Alderwick chuckled. "In the best and worst ways. Quiet. Observant. Always three steps ahead of the person he's talking to." He leaned forward, his eyes locking onto Snape's. "But he's missing the one thing that defined you, Severus."

Snape's voice was flat. "What."

"Anger."

Alderwick gestured toward the door. "You were brilliant when you were sixteen, Severus. But you were a raw nerve. You were angry at the world, at your peers, at the system that didn't see you. That anger drove you to some very dark places."

Snape remained silent, his expression a wall.

"Orion isn't angry," Alderwick continued. "He isn't driven by resentment or the need to prove himself to a bunch of pureblood idiots. He's driven by Plans. He moves with the cold, patient logic of a mathematician. He doesn't want to burn the world down; he wants to rebuild the architecture so it functions correctly."

Another long pause settled over the dusty bookstore. Finally, Snape asked, "Do you believe he is dangerous?"

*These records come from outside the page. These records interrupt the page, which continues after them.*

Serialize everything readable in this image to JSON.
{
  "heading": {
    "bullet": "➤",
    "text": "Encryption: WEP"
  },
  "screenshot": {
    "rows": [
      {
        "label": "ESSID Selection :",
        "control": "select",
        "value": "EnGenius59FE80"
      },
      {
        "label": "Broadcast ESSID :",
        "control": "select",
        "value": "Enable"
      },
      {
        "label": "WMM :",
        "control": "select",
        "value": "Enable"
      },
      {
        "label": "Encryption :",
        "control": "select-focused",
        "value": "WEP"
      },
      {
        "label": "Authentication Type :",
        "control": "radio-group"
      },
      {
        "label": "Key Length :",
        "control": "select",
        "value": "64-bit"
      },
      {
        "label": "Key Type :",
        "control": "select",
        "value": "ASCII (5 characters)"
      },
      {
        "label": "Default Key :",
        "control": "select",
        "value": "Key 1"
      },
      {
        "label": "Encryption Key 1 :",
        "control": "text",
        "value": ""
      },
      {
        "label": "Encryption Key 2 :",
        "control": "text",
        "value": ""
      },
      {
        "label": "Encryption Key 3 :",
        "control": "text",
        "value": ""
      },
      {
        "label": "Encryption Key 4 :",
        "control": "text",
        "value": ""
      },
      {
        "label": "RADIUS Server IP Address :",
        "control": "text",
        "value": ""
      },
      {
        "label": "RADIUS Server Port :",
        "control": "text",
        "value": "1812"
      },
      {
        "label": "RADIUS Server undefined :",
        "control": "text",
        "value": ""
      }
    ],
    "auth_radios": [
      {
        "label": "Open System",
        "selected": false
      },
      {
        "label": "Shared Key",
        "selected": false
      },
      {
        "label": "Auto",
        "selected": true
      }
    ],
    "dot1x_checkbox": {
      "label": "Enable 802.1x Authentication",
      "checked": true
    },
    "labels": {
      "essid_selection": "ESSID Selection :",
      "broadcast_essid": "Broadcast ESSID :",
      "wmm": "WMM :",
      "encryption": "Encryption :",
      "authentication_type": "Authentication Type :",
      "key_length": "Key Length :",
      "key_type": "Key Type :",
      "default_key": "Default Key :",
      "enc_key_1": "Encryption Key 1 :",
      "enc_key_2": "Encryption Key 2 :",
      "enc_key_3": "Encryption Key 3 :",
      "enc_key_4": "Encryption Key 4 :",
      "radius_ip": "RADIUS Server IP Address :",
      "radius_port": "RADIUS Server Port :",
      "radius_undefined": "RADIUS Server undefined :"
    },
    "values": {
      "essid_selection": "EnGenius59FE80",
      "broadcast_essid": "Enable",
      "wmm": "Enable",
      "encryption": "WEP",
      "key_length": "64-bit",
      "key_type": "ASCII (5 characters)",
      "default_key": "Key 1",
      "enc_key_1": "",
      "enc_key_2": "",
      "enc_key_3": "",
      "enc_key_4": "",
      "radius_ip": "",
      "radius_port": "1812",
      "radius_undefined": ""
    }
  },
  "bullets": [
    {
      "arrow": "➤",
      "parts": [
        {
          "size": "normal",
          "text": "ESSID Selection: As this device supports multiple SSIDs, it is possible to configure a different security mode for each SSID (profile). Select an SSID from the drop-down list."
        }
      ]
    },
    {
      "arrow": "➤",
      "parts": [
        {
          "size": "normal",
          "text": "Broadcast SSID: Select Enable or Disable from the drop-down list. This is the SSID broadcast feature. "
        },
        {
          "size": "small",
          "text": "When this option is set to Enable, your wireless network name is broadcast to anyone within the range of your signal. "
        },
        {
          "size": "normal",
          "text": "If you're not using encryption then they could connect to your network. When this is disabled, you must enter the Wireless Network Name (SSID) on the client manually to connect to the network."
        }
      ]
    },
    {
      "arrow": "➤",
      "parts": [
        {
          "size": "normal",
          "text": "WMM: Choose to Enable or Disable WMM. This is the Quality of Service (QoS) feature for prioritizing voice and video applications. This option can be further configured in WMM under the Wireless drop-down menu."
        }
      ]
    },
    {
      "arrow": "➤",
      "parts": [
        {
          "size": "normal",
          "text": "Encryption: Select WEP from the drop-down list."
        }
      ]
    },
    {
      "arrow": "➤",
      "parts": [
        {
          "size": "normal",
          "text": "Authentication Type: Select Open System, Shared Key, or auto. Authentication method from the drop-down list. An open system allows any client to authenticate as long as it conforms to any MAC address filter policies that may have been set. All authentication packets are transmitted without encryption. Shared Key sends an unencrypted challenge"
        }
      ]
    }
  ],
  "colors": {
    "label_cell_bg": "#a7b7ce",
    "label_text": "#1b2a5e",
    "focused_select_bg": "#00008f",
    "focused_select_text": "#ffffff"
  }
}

Alderwick laughed softly, a sound like dry leaves. "Oh no. Not yet." Then he added, his voice turning somber, "But the people around him are ambitious. And when you combine that kind of ambition with Orion's intelligence and the power he's beginning to manifest... well, the results will be... interesting."

Snape turned slightly toward the shelves again, his mind clearly made up. "I believe I shall visit this 'shop at the bend.' If only to ensure that the ingredients being 'procured' are not a violation of the International Statute of Secrecy."

Alderwick smirked. "I would pay a thousand Galleons to be a fly on the wall for that introduction."

Snape ignored him, moving toward the door. He paused with his hand on the handle, looking back at the old bookseller.

"You know what the strange part is?" Snape said quietly.

"What's that?"

"The boy didn't act like someone building power," Snape noted. "He didn't have the greed of a Malfoy or the desperation of a street-urchin."

Alderwick tapped the dusty book in his hands. "No. He acts like someone who is solving a puzzle. And I suspect, Severus, that the answer to that puzzle is going to make the entire magical world very, very uncomfortable."

Snape said nothing. He simply pulled the door open, allowing a gust of freezing London air to swirl into the shop. The bell chimed one last time as he vanished into the white silence of Diagon Alley.

Alderwick watched him go, a faint, sad smile on his face. He looked down at the book in his hands—a treatise on the alignment of the stars.

"Solve the puzzle, Orion," he whispered to the empty room. "But remember that some puzzles are designed to bite back."

Outside, the snow continued to fall, burying the footprints of the two generations of potion masters who had just crossed paths, while in the dark heart of the Alley, the quiet plans of the "Potioneer at the Bend" began to take their first, lethal shape.